Вот почему дальнейшие переговоры с кредиторами, целиком теперь лежащие на плечах российского правительства, по-прежнему оставались крайне важной задачей. Но главное – суда с зерном через океан идут. Ежедневно, ранним утром и поздним вечером, поступают сводки о тех, что в пути, о стоящих под погрузкой, и задержка даже одного из них отзывается тревогой. Попытки перехвата нашего судна (бывало и такое), неисправность портового оборудования или недоразумение с оплатой фрахта – все это отныне первоочередные заботы.

Многое зависело от того, в какой мере Запад поверит в серьезность российских реформ, сумеет ли подойти к их перспективам не с позиций бухгалтерских выкладок, а с точки зрения социально-политической стратегии. Ну, а сам ход реформ, как уже сказано, будет в течение ближайших месяцев испытывать на себе сильнейшее воздействие со стороны наших соседей по рублевой зоне. Отсюда – предельная значимость попытки договориться с республиками если не о сердечном согласии, то хотя бы о соблюдении цивилизованных норм при разводе.

Первое заседание нового органа – Межреспубликанского экономического комитета, – которое проводит его председатель И.Силаев, оптимизма в оценке возможностей решить эту проблему не добавляет. Хотя Союз еще формально существует, республики фактически уже абсолютно независимы.
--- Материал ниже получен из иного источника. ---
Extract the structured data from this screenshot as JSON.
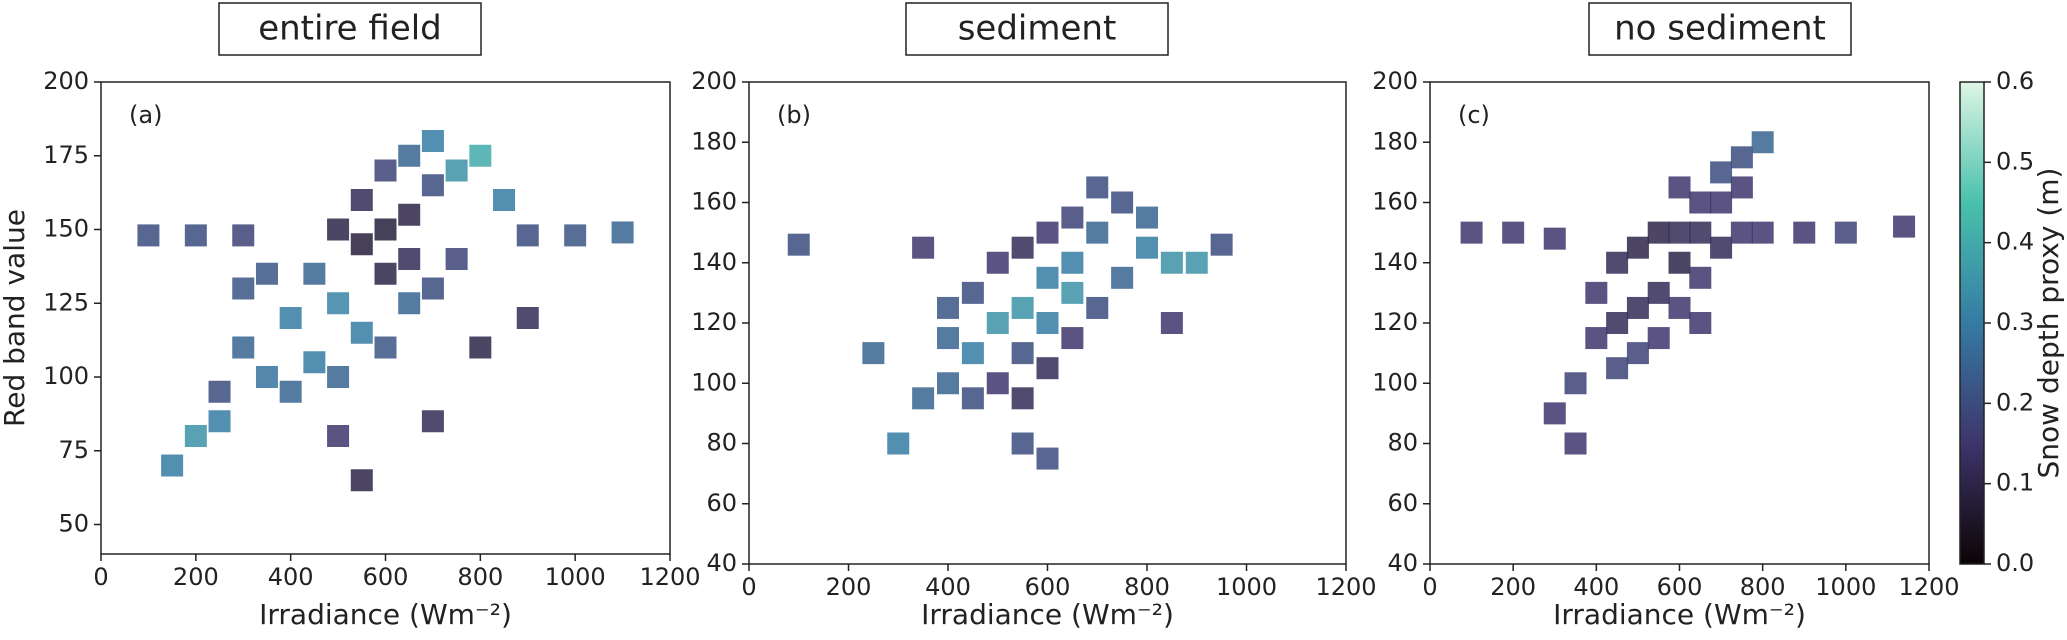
{
  "chart_data": [
    {
      "type": "scatter",
      "title": "entire field",
      "panel_label": "(a)",
      "xlabel": "Irradiance (Wm⁻²)",
      "ylabel": "Red band value",
      "xlim": [
        0,
        1200
      ],
      "xticks": [
        0,
        200,
        400,
        600,
        800,
        1000,
        1200
      ],
      "ylim": [
        40,
        200
      ],
      "yticks": [
        50,
        75,
        100,
        125,
        150,
        175,
        200
      ],
      "x": [
        100,
        200,
        300,
        900,
        1000,
        1100,
        500,
        550,
        600,
        650,
        600,
        550,
        650,
        650,
        700,
        750,
        800,
        700,
        600,
        850,
        300,
        350,
        400,
        450,
        500,
        550,
        400,
        300,
        350,
        500,
        600,
        650,
        700,
        750,
        250,
        450,
        150,
        200,
        250,
        500,
        700,
        800,
        900,
        550
      ],
      "y": [
        148,
        148,
        148,
        148,
        148,
        149,
        150,
        145,
        150,
        155,
        135,
        160,
        140,
        175,
        180,
        170,
        175,
        165,
        170,
        160,
        110,
        100,
        120,
        105,
        125,
        115,
        95,
        130,
        135,
        100,
        110,
        125,
        130,
        140,
        95,
        135,
        70,
        80,
        85,
        80,
        85,
        110,
        120,
        65
      ],
      "values": [
        0.2,
        0.2,
        0.18,
        0.2,
        0.22,
        0.25,
        0.1,
        0.08,
        0.08,
        0.1,
        0.1,
        0.12,
        0.12,
        0.25,
        0.3,
        0.35,
        0.4,
        0.2,
        0.18,
        0.3,
        0.25,
        0.28,
        0.3,
        0.3,
        0.32,
        0.3,
        0.25,
        0.22,
        0.22,
        0.25,
        0.22,
        0.25,
        0.2,
        0.18,
        0.2,
        0.25,
        0.3,
        0.35,
        0.3,
        0.15,
        0.12,
        0.1,
        0.12,
        0.1
      ]
    },
    {
      "type": "scatter",
      "title": "sediment",
      "panel_label": "(b)",
      "xlabel": "Irradiance (Wm⁻²)",
      "xlim": [
        0,
        1200
      ],
      "xticks": [
        0,
        200,
        400,
        600,
        800,
        1000,
        1200
      ],
      "ylim": [
        40,
        200
      ],
      "yticks": [
        40,
        60,
        80,
        100,
        120,
        140,
        160,
        180,
        200
      ],
      "x": [
        400,
        450,
        500,
        550,
        600,
        650,
        700,
        750,
        700,
        650,
        600,
        550,
        500,
        450,
        400,
        400,
        450,
        500,
        550,
        600,
        650,
        700,
        750,
        800,
        850,
        800,
        600,
        650,
        550,
        350,
        300,
        250,
        550,
        600,
        900,
        100,
        950,
        350,
        850
      ],
      "y": [
        100,
        110,
        120,
        125,
        135,
        140,
        150,
        160,
        165,
        155,
        150,
        145,
        140,
        130,
        125,
        115,
        95,
        100,
        95,
        105,
        115,
        125,
        135,
        145,
        140,
        155,
        120,
        130,
        110,
        95,
        80,
        110,
        80,
        75,
        140,
        146,
        146,
        145,
        120
      ],
      "values": [
        0.25,
        0.3,
        0.35,
        0.35,
        0.3,
        0.3,
        0.25,
        0.2,
        0.2,
        0.18,
        0.15,
        0.12,
        0.15,
        0.2,
        0.22,
        0.25,
        0.2,
        0.15,
        0.12,
        0.12,
        0.15,
        0.2,
        0.25,
        0.3,
        0.35,
        0.25,
        0.3,
        0.35,
        0.2,
        0.25,
        0.3,
        0.25,
        0.2,
        0.2,
        0.35,
        0.2,
        0.2,
        0.15,
        0.15
      ]
    },
    {
      "type": "scatter",
      "title": "no sediment",
      "panel_label": "(c)",
      "xlabel": "Irradiance (Wm⁻²)",
      "xlim": [
        0,
        1200
      ],
      "xticks": [
        0,
        200,
        400,
        600,
        800,
        1000,
        1200
      ],
      "ylim": [
        40,
        200
      ],
      "yticks": [
        40,
        60,
        80,
        100,
        120,
        140,
        160,
        180,
        200
      ],
      "x": [
        450,
        500,
        550,
        600,
        650,
        700,
        750,
        700,
        650,
        600,
        550,
        500,
        450,
        400,
        400,
        450,
        500,
        550,
        600,
        650,
        700,
        750,
        800,
        800,
        350,
        300,
        350,
        100,
        200,
        300,
        900,
        1000,
        1140,
        750,
        650,
        600
      ],
      "y": [
        120,
        125,
        130,
        140,
        150,
        160,
        165,
        145,
        135,
        125,
        115,
        110,
        105,
        115,
        130,
        140,
        145,
        150,
        150,
        160,
        170,
        175,
        150,
        180,
        100,
        90,
        80,
        150,
        150,
        148,
        150,
        150,
        152,
        150,
        120,
        165
      ],
      "values": [
        0.12,
        0.12,
        0.12,
        0.1,
        0.12,
        0.15,
        0.15,
        0.12,
        0.15,
        0.15,
        0.15,
        0.18,
        0.18,
        0.15,
        0.15,
        0.12,
        0.1,
        0.1,
        0.12,
        0.15,
        0.2,
        0.2,
        0.15,
        0.25,
        0.18,
        0.15,
        0.15,
        0.15,
        0.15,
        0.15,
        0.15,
        0.18,
        0.15,
        0.15,
        0.15,
        0.15
      ],
      "colorbar": {
        "label": "Snow depth proxy (m)",
        "lim": [
          0,
          0.6
        ],
        "ticks": [
          {
            "value": 0,
            "label": "0.0"
          },
          0.1,
          0.2,
          0.3,
          0.4,
          0.5,
          0.6
        ],
        "colormap": [
          "#0b0405",
          "#3e356b",
          "#357ba3",
          "#49c1ad",
          "#def5e5"
        ]
      }
    }
  ]
}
Обсуждать вопросы координации бюджетной, денежной политики никто не хочет – это суверенное дело каждой из них. Единственный вопрос, вызывающий по-настоящему практический интерес, – как поделить союзный золотой запас. К информации, что делить почти нечего, отношение скептическое: знаем, не обманете, наверное, припрятали, надо создать комиссию… По большинству остальных вопросов – от цен на энергоносители до раздела Алмазного фонда – образуется широкая коалиция: почти все республики против России. Общее настроение откровеннее других формулирует украинский премьер В.Фокин: союзная собственность на территории его республики, разумеется, принадлежит Украине, а такая же на территории России – всем республикам.

Единственный из республиканских лидеров, на чью поддержку я могу рассчитывать при обсуждении общеэкономических вопросов, – Г.Багратян, тогда первый вице-премьер, впоследствии премьер Армении, убежденный рыночник, мы знакомы еще с восьмидесятых годов по экономическим семинарам. Но у Армении сейчас столько проблем, что эта поддержка, скорее, только моральная.

Наше положение на переговорах осложняется тем, что огромная, еще плохо поддающаяся управлению, не имеющая своих таможен Россия хуже других приспособлена к бартерной торговле. Более "компактные" республики – проворнее, они уже научились напрямую, через голову российских федеральных властей, договариваться с ее регионами. Что с того, что без среднеазиатского хлопка останавливаются ивановские ткацкие фабрики? Кого волнует, что Москва, Санкт-Петербург и Урал сидят без сахара, если Украина на свой сахар может выменять тюменскую нефть? А Узбекистану нужен лес, и он придет из Красноярска в обмен на овощи и фрукты…

Отношение к провозглашенному Россией курсу на экономические реформы двойственное. Премьеры понимают, что либерализация цен неизбежна. И вместе с тем, все, за исключением Г.Багратяна, хотят, чтобы всю политическую ответственность за ее проведение в полной мере взяла на себя Россия. Тогда можно будет, вернувшись из Москвы, рассказать недовольным людям, что с такой жесткой, антинародной мерой пришлось смириться скрепя сердце,под российским диктатом.

Нужно признать, что, несмотря на все наши старания, долготерпение и мягкую настойчивость, ни о чем путном договориться на этом совещании не удалось. Разве что показать другим его участникам, что ни о каком разделе собственности на территории России речи быть не может и никакие блоки поколебать ее волю к реформам не в состоянии. Но это слабое утешение. Опасность разрушительного воздействия соседей по рублевой зоне на российскую экономику сохранялась.